E faze acreditar que não morreu
o eu que havia em mim, quando fui teu...

Entre Sonho

Sonhava dizer-te adeus neste dia:
O sol despontava fulvo lá fora
De luz e calor tua graça se ungia,
– Que linda, perfeita, a minha senhora!

Não pude mentir-te enquanto bem via
Descendo as escadas, naquela hora,
Tomada de sol, vestida de aurora
Meu peito pulava e amor eu sentia.

E o quanto eu sentia! E quanto te olhava!
Sentia e olhava. Olhava e sentia
A dor que causava quando eu dizia:

“– Estou indo embora. Adeus, ó Senhora
Tomada de sol, vestida de aurora!”
E enquanto eu partia, o peito pulava...

E então despertava. E a aurora nascia!...
Parida em teu rosto; untando os cabelos:

“– Se adeus te dissesse, Ó minha senhora
Serias tu, sonho, e eu só... pesadelo!...”

segunda-feira, 17 de janeiro de 2011

Espumas II

Qual fonte da amplidão e brota de friagem;
Da alvura luxuosa e alegre sendo a fronte
Vê-se parir na areia, advindas do horizonte,
As vagas, suas crianças, mães da paisagem:

Atônitos, honrando-a, as lapas mais os montes
de almiscarado brilho, esplende esta miragem:
Na falda um verde-cré alvíssimo interage
Mesmo antes que alvorada ao píncaro desponte...

E lá se vêm felizes, doudas, a mancheias,
trazendo a maresia, estando uma por uma,
dispersas pela vaga; estendidas na areia.

Sentado, da colina, escrevendo das frondes
Um colossal sorriso eu largo a olhar espumas:
as crianças do mar brincando um pique-esconde...

domingo, 16 de janeiro de 2011

Entre Chuvas e Ninos

Lá fora a chuva tenra nos ninava.
Em nosso leito, mais de ti sentia
O teu sorriso, a tua alegria!
Adormecias. Teu sonho eu sonhava.

Sonhava! E em teu cabelo agrisalhava
O negro jovial que amei um dia,
Lembrava que fitando-te eu sorria,
E quanto mais sorrindo, eu te lembrava...

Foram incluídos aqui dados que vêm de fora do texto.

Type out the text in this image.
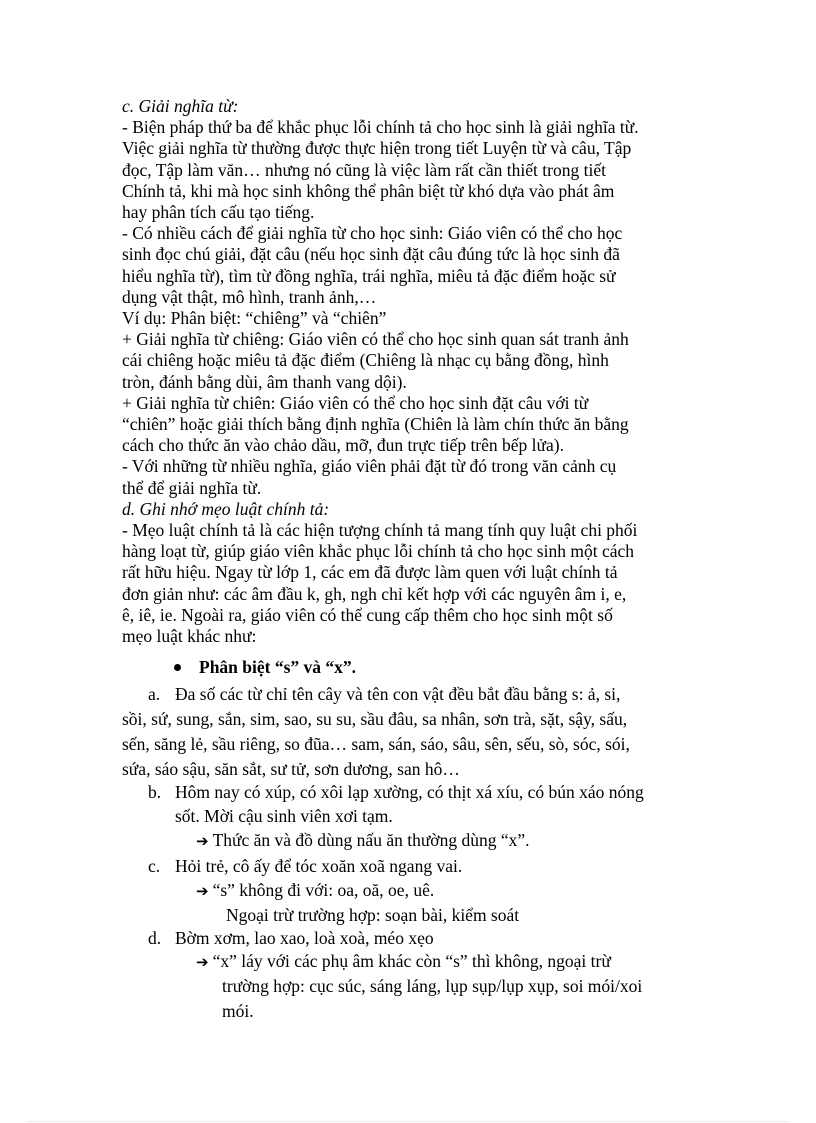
c. Giải nghĩa từ:

- Biện pháp thứ ba để khắc phục lỗi chính tả cho học sinh là giải nghĩa từ.

Việc giải nghĩa từ thường được thực hiện trong tiết Luyện từ và câu, Tập

đọc, Tập làm văn… nhưng nó cũng là việc làm rất cần thiết trong tiết

Chính tả, khi mà học sinh không thể phân biệt từ khó dựa vào phát âm

hay phân tích cấu tạo tiếng.

- Có nhiều cách để giải nghĩa từ cho học sinh: Giáo viên có thể cho học

sinh đọc chú giải, đặt câu (nếu học sinh đặt câu đúng tức là học sinh đã

hiểu nghĩa từ), tìm từ đồng nghĩa, trái nghĩa, miêu tả đặc điểm hoặc sử

dụng vật thật, mô hình, tranh ảnh,…

Ví dụ: Phân biệt: “chiêng” và “chiên”

+ Giải nghĩa từ chiêng: Giáo viên có thể cho học sinh quan sát tranh ảnh

cái chiêng hoặc miêu tả đặc điểm (Chiêng là nhạc cụ bằng đồng, hình

tròn, đánh bằng dùi, âm thanh vang dội).

+ Giải nghĩa từ chiên: Giáo viên có thể cho học sinh đặt câu với từ

“chiên” hoặc giải thích bằng định nghĩa (Chiên là làm chín thức ăn bằng

cách cho thức ăn vào chảo dầu, mỡ, đun trực tiếp trên bếp lửa).

- Với những từ nhiều nghĩa, giáo viên phải đặt từ đó trong văn cảnh cụ

thể để giải nghĩa từ.

d. Ghi nhớ mẹo luật chính tả:

- Mẹo luật chính tả là các hiện tượng chính tả mang tính quy luật chi phối

hàng loạt từ, giúp giáo viên khắc phục lỗi chính tả cho học sinh một cách

rất hữu hiệu. Ngay từ lớp 1, các em đã được làm quen với luật chính tả

đơn giản như: các âm đầu k, gh, ngh chỉ kết hợp với các nguyên âm i, e,

ê, iê, ie. Ngoài ra, giáo viên có thể cung cấp thêm cho học sinh một số

mẹo luật khác như:

Phân biệt “s” và “x”.
a. Đa số các từ chỉ tên cây và tên con vật đều bắt đầu bằng s: ả, si,
sồi, sứ, sung, sắn, sim, sao, su su, sầu đâu, sa nhân, sơn trà, sặt, sậy, sấu,
sến, săng lẻ, sầu riêng, so đũa… sam, sán, sáo, sâu, sên, sếu, sò, sóc, sói,
sứa, sáo sậu, săn sắt, sư tử, sơn dương, san hô…
b. Hôm nay có xúp, có xôi lạp xường, có thịt xá xíu, có bún xáo nóng
sốt. Mời cậu sinh viên xơi tạm.
➔ Thức ăn và đồ dùng nấu ăn thường dùng “x”.
c. Hỏi trẻ, cô ấy để tóc xoăn xoã ngang vai.
➔ “s” không đi với: oa, oă, oe, uê.
Ngoại trừ trường hợp: soạn bài, kiểm soát
d. Bờm xơm, lao xao, loà xoà, méo xẹo
➔ “x” láy với các phụ âm khác còn “s” thì không, ngoại trừ
trường hợp: cục súc, sáng láng, lụp sụp/lụp xụp, soi mói/xoi
mói.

Tudo passou! Mas quando a chuva canta
Mesmo que solitário no meu leito
Uma lembrança indene se agiganta:

O meu sorriso mágico e um nino;
A alvura das madeixas no meu peito;
O dia cinza. O amor. Tu... e um menino...

Som dos Sinos

Por mil caminhos vadiando torto,
de calejado passo, o pé franzino
se doravante, mais parece morto;
se preso à senda que passou, mofino...

Mas eis que ao solto andejo, só e absorto,
junto ao meu passo, tilintando sinos,
ouço do amor e dos seus sons, conforto,
no interior como brincasse um nino...

Vi-a sentada. Seu olhar fincado
no meu olhar, cá dentro ouvi bramindo
esta algazarra angelical benquista!

– Qual é seu nome, ó Carrilhão soado?
Interroguei-lhe adentro, já sorrindo:
– Chamam-me amor... quando à primeira vista!